Please book your ticket in advance here
Opinion of the month
PHG Foundation’s Lucia von Bredow critically examines the recently published UK Bioindustry Association (BIA) ambitions for the national life sciences sector.
Gene editing continues to dominate the news with the US National Institutes of Health (NIH) stating they will not fund any research involving the use of genome editing in human embryos. Meanwhile Australian scientists have discovered an alternative to the controversial CRISPR- CAS9 gene editing technology that avoids the use of human embryos and, it is hoped, could lead to a cure for sickle cell. It would also avoid a potential breach of patent with CRISPR, a battle in which the technology’s inventor Jennifer Doudna is currently involved.
The first comprehensive genetic map showing clinically actionable mutations within prostate cancers suggests a new era of personalised cancer treatments is approaching in the fight against this lethal disease. Regular blood testing could be used to improve detection rates of ovarian cancer.
Toothbrushes and smartphones could help detect diseases such as Alzheimer’s and cancer in the future, according to Oxford Nanopore Technologies speaking about their portable hand-held gene sequencer MinION. The company has been previewing other of its latest technologies including a new version of MinION the promethION, and an automated sample preparation system called Voltrax. In the Cameroon researchers are trialling a smartphone app to wage war on the parasitic loa loa worm.

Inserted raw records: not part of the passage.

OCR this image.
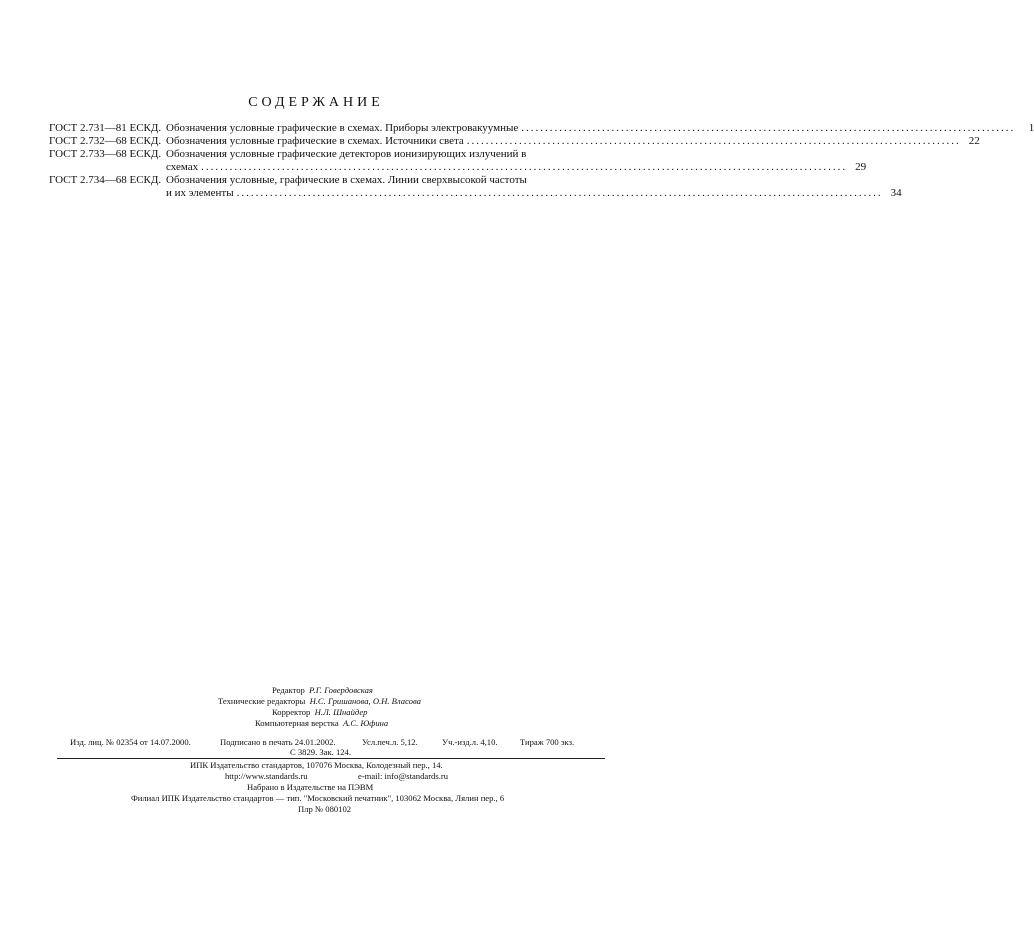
СОДЕРЖАНИЕ
ГОСТ 2.731—81 ЕСКД. Обозначения условные графические в схемах. Приборы электровакуумные ........................................................................................................	1
ГОСТ 2.732—68 ЕСКД. Обозначения условные графические в схемах. Источники света ........................................................................................................ 22
ГОСТ 2.733—68 ЕСКД. Обозначения условные графические детекторов ионизирующих излучений в
схемах ........................................................................................................................................ 29
ГОСТ 2.734—68 ЕСКД. Обозначения условные, графические в схемах. Линии сверхвысокой частоты
и их элементы ........................................................................................................................................ 34
Редактор Р.Г. Говердовская
Технические редакторы Н.С. Гришанова, О.Н. Власова
Корректор Н.Л. Шнайдер
Компьютерная верстка А.С. Юфина
Изд. лиц. № 02354 от 14.07.2000.	Подписано в печать 24.01.2002.	Усл.печ.л. 5,12.	Уч.-изд.л. 4,10.	Тираж 700 экз.
С 3829. Зак. 124.
ИПК Издательство стандартов, 107076 Москва, Колодезный пер., 14.
http://www.standards.ru	e-mail: info@standards.ru
Набрано в Издательстве на ПЭВМ
Филиал ИПК Издательство стандартов — тип. "Московский печатник", 103062 Москва, Лялин пер., 6
Плр № 080102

A new mouse study has found a potential Achilles’ heel for the deadly Ebola virus infection, which could lead to new treatments. Less positive is news from trials to test the safety and efficacy of gene therapy for an inherited form of blindness, which have shown only temporary improvements in vision. Alzheimer’s research continues apace.
A ‘friendly’ version of Clostridium difficile bacteria is showing positive signs as a treatment for potentially deadly versions of linked infections and two new tools have been developed to combat drug resistance.
Will the public get what the public wants when it comes to feeding back incidental findings? A survey of almost 7000 people by Wellcome Trust Sanger Institute showed 98% of the public wanted to know about the possibility of preventable, life-threatening disorders. Genetic health professionals were five times more likely to think that incidental findings should not be reported.